An auto dealership in Penticton has helped get a B.C. firefighter back on the road after his truck was stolen while battling the nearby Christie Mountain wildfire.
Penticton Toyota general manager Larry Pidperyhora Jr. and owner Larry Pidperyhora Sr. on Wednesday presented Connor Callaghan, a member of the Merritt Fire Devils of the B.C. Wildfire Management Branch, with the keys to a white 2010 Toyota Tundra pickup truck.
Callaghan’s last truck, a blue 2003 Tundra he bought from his dad in 2017, was taken last month while he was battling the massive wildfire just south of Penticton.
“The more I read the story about his truck and how long he had had it for, I just thought we had to do something,” said Pidperyhora Jr., who worked with Toyota Canada to give Callaghan the new wheels.
“It was just the irony of just how a firefighter is here fighting fires – risking his life to save other peoples’ homes and property – and while he’s doing that somebody destroys his property.

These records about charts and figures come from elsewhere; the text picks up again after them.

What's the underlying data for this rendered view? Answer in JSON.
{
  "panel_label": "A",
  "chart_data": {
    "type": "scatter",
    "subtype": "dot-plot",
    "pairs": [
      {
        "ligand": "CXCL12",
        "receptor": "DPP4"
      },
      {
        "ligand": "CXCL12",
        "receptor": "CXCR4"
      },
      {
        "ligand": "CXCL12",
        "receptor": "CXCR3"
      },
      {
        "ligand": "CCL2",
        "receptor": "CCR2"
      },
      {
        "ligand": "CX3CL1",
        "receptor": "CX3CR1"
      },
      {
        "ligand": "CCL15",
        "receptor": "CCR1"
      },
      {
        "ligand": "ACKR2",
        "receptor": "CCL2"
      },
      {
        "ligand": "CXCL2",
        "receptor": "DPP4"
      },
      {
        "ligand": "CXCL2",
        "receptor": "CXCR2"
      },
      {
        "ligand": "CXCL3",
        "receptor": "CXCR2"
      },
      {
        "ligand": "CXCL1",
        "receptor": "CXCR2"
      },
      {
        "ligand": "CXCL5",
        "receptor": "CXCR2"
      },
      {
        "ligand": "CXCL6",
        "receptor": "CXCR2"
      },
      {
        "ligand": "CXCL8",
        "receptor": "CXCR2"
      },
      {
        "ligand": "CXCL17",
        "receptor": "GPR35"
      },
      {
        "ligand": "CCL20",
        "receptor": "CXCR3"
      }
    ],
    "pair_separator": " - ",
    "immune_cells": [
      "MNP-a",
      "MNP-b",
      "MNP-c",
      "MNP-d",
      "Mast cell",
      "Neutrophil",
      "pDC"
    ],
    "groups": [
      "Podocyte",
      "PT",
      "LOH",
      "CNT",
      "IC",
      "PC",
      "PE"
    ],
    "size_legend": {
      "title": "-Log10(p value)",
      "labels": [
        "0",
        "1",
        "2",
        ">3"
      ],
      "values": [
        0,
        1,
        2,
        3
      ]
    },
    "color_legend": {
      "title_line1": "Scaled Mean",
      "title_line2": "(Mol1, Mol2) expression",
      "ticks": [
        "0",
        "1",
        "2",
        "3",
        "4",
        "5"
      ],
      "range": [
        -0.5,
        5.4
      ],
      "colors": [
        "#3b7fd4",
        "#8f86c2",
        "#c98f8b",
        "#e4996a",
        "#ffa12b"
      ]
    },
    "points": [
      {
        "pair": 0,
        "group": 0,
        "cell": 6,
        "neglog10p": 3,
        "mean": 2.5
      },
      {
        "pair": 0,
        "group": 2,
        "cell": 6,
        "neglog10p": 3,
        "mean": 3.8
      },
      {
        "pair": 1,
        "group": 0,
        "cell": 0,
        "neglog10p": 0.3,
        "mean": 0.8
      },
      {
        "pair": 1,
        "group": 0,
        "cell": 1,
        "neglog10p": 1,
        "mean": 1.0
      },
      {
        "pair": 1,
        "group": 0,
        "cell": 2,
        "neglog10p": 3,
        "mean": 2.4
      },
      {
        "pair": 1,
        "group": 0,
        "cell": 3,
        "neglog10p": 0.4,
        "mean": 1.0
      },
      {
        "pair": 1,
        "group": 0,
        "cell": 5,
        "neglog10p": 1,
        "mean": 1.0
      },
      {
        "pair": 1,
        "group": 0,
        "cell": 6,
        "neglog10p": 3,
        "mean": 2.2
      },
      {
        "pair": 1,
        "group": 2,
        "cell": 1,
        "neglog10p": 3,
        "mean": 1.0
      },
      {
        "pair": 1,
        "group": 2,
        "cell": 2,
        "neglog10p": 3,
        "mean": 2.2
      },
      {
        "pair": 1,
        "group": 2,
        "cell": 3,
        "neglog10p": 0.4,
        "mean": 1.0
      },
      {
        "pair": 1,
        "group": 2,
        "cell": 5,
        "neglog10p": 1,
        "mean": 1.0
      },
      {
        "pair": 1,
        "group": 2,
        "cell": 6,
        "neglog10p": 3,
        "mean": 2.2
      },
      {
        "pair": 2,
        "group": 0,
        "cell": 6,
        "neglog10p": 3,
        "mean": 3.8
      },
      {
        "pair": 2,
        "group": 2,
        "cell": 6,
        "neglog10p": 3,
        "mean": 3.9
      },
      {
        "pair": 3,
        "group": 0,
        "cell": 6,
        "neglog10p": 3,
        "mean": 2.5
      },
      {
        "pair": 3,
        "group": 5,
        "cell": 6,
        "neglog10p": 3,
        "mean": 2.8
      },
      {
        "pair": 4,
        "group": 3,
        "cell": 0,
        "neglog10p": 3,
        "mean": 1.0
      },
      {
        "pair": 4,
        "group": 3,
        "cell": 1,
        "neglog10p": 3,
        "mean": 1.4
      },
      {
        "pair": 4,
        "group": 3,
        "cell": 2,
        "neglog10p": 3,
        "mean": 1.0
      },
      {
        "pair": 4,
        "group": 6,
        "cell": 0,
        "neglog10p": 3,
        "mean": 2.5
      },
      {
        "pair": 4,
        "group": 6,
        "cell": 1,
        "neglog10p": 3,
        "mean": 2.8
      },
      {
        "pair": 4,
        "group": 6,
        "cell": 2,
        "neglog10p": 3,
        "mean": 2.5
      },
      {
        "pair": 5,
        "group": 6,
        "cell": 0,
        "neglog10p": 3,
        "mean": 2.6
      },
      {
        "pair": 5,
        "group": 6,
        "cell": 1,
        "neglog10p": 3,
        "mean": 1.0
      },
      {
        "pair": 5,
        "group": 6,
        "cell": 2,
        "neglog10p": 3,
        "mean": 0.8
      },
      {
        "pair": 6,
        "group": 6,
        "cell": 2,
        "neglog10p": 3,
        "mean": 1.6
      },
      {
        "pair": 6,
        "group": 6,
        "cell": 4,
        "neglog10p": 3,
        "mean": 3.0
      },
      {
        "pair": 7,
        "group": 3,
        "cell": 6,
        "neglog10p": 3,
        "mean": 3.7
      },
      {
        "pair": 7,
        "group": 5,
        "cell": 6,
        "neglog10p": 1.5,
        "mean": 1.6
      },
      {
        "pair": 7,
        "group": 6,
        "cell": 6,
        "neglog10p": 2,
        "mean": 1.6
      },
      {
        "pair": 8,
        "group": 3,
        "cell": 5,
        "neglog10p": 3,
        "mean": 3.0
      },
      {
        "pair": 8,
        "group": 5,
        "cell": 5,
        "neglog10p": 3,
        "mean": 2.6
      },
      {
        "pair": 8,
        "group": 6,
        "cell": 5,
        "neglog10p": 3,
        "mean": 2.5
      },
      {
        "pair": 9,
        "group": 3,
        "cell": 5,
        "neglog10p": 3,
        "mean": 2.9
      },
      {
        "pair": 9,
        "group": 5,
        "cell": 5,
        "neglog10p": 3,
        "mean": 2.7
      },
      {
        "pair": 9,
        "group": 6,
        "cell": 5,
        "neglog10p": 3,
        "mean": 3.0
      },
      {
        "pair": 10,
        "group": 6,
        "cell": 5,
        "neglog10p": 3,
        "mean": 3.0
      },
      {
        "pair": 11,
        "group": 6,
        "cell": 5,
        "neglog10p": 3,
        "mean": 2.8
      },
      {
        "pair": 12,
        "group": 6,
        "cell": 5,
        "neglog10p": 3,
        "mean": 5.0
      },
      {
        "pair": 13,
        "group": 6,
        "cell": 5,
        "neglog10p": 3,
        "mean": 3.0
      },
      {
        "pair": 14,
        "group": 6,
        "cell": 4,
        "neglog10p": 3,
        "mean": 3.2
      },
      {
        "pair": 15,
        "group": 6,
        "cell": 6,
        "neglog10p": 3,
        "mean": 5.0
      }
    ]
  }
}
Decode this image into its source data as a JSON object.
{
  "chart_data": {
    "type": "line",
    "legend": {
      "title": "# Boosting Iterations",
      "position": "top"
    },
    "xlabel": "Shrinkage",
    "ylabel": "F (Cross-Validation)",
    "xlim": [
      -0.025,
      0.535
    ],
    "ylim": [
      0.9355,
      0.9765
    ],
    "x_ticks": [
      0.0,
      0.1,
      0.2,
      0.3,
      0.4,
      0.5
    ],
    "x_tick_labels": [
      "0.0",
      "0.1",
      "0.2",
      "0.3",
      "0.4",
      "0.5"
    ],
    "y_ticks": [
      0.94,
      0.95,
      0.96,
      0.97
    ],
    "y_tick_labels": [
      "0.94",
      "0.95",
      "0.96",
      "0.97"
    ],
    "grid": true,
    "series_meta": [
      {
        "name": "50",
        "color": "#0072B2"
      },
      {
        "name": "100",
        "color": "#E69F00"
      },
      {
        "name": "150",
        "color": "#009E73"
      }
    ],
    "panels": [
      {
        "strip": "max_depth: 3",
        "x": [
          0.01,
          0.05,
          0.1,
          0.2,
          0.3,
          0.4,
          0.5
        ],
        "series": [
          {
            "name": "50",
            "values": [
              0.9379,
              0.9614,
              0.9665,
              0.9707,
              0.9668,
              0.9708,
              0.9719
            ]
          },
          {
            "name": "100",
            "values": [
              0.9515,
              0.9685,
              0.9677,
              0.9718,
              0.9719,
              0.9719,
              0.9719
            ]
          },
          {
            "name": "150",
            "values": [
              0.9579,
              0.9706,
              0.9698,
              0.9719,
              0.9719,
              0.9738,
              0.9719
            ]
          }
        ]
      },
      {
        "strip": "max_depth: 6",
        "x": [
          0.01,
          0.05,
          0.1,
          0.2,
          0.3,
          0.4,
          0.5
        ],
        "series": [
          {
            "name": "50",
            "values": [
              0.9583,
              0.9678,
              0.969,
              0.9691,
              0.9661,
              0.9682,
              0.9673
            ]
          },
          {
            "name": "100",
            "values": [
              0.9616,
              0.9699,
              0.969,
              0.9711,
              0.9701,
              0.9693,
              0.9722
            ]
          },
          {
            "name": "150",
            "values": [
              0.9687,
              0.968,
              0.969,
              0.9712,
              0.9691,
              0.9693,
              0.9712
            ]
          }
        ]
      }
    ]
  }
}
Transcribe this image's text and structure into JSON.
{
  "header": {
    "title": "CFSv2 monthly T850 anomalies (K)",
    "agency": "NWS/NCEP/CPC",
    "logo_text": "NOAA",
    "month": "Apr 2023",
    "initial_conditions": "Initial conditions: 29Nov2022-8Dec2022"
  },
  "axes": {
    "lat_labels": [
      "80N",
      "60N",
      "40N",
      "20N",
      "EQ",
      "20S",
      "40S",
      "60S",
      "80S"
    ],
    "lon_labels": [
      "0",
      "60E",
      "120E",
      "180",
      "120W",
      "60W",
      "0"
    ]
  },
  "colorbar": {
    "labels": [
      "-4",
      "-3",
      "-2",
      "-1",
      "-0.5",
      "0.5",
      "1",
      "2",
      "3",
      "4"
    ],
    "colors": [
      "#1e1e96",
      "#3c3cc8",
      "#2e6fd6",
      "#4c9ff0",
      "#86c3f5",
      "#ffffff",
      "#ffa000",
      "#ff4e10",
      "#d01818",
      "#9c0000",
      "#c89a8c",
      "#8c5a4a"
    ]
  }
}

“We couldn’t replace that vehicle and all the memories that go along with it, but we hope the new Tundra will bring back some fond memories and it will create even more memories for him in the future.”
Callaghan said the kindness show to him by Penticton Toyota has gone a long way to restoring his faith in humanity.
“It couldn’t be nicer. It just really counteracts the gesture of the thief by the gesture of the dealership,” he said.
Callaghan’s old truck was stolen during the early morning hours of Aug. 21 from a Merritt parking lot near the firefighting base where he was stationed. He returned to the parking lot after working overnight on the Christine wildfire – his final shift of the season – to discover his truck was gone.
The truck was eventually recovered near Kamloops, but it was a write-off, and the $11,000 Callaghan received as an insurance payout wasn’t enough to replace it. An online fundraiser was launched and eventually collected over $11,000, which Callaghan now plans to donate to a good cause.
Missing from the truck were some of Callaghan’s belongings, including his iPad, laptop, camping gear, school bag and a blanket that belonged to his late grandfather, Canadian Football League hall-of-famer Gary Schreider.
Callaghan, who is in his final year in the UBC Okanagan mechanical engineering program, says he cannot thank the people enough who have helped him during this difficult time, including friends and the many others he doesn’t even know.
“You’re just doing your job and you don’t think of the impact it has on people,” he said.
“Then getting donations and people sharing their stories of the impact you have really makes it all worthwhile. I just really appreciate everything people have done to help me.”